Have you ever seen Koyaanisqatsi?
This isn’t the best pickup line, I’ll admit. Regardless, Koyaanisqatsi is this crazy “mondo movie” about how shit is fucked up. You can see it all in the first two frames of the film, if your media-addled consciousnesses crammed with the need for instant gratification can hang on through camera shots lasting far more than three seconds each: ancient, primitive people had everything right, but modern civilization is destroying the world. Okay, simple (or simplistic) enough. The director of this film, Godfrey Reggio, a former monk, said in an interview somewhere that this movie (and its sequels) are all about how evil doesn’t come dressed in the form of a monster or a two-horned devil, but instead as temptation: as flashy technology promising to make our lives easier.
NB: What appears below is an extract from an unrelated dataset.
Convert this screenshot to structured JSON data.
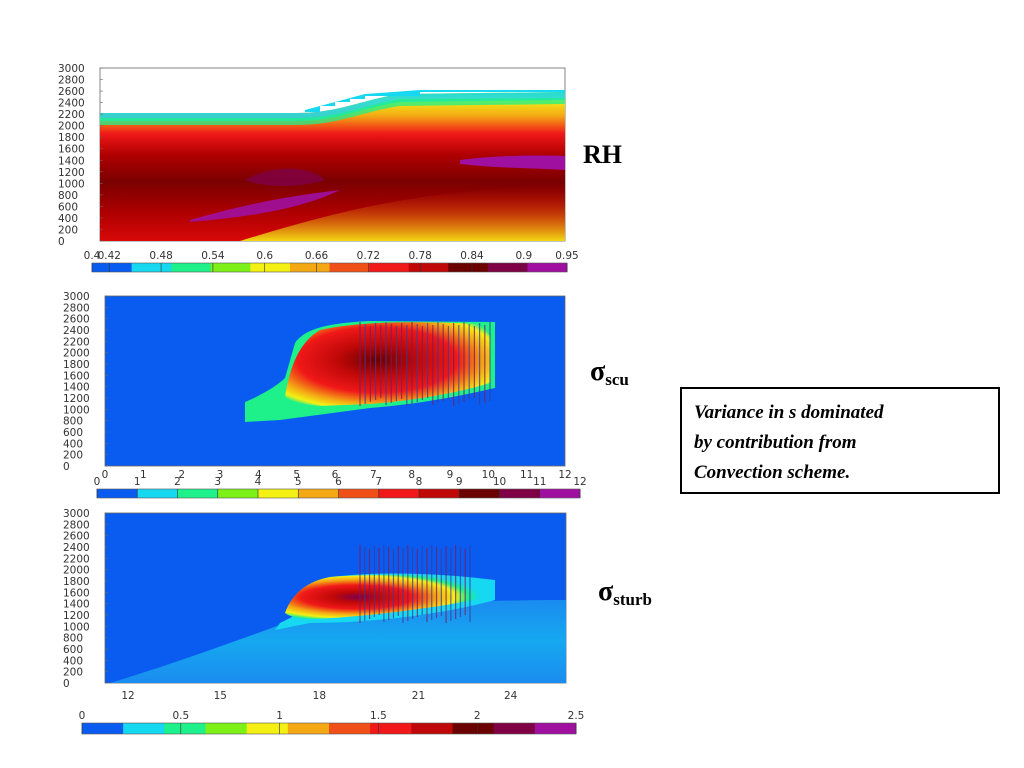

My inner Luddite recoiled in terror when I first heard of Google Glass, which by now needs no introduction or explanation, beyond the statement that this is the first piece of technology I think anyone has seen in years which seems to have been brought to us via time traveler from the future. Although the first GLASSes that come out on the market will be too expensive, too bulky, and too weird for most people to buy, I think the idea will eventually catch on—particularly after Samsung mass-produces cheaper versions of the same thing—and that in a few years “glass” will be as ubiquitous as the smartphone. It seems inevitable, since plenty of people are already interfacing themselves with the internet as often as they can.
The privacy-related implications of having people everywhere walking around with cameras doesn’t really interest me: there are cameras all over the place, and immense amounts of useless data has already been gathered on millions and millions of boring, law-abiding, frugal, people. At first I was more interested in the gaming potential, since you’ll (eventually) be able to run around outside and shoot your friends with guns that don’t exist, with glasses like this; the possibility of eliminating real physical advertising has also intrigued me, since uploading a billboard into the virtual world will eventually be far cheaper and far more effective than building one from paint and plastic and then lifting it up above a highway. But beyond the far-reaching implications of augmented reality, what really gets me is the way that people (including me and including you) are voluntarily turning themselves into cyborgs: voluntarily hooking themselves up to The Matrix, with our phones and with our computers and with our thoughts, long before the first pair of glasses has gone on sale.
This reality is here now: we don’t look like cyborgs, but we’re starting to think like cyborgs. The fact that this product exists at all just goes to show that the people behind this massive company, the world’s greatest search engine, and one of the most powerful tools ever created, believe that there is profit to be had from marketing Locutus of Borg. But there’s no goofy laser beams, and no dystopian robotic slavery—there’s no unsustainable human cannibalism, either. Most people seem to want to be online most of the time. That’s how we spend our moments of freedom, and, eventually, that’s how we’re going to spend all of our time: jacked into an internet that is so incredibly tempting, with such infinite entertainment potential, that we won’t be doing anything else.
My inner hippy recoils from this future and wants to bound over dewy green fields and laugh in the sun beneath the sighing leaves of lush elms and oaks in response: but why make the effort when the same experience can be simulated—perfectly? Many of you are saying that’s impossible, but who knows, the Buddha may have been on to something: it may be possible to prove that the universe is a computer simulation, and we may be on the cusp of creating a simulation inside that simulation, which itself may have been created inside another simulation: turtles all the way up, and turtles all the way down.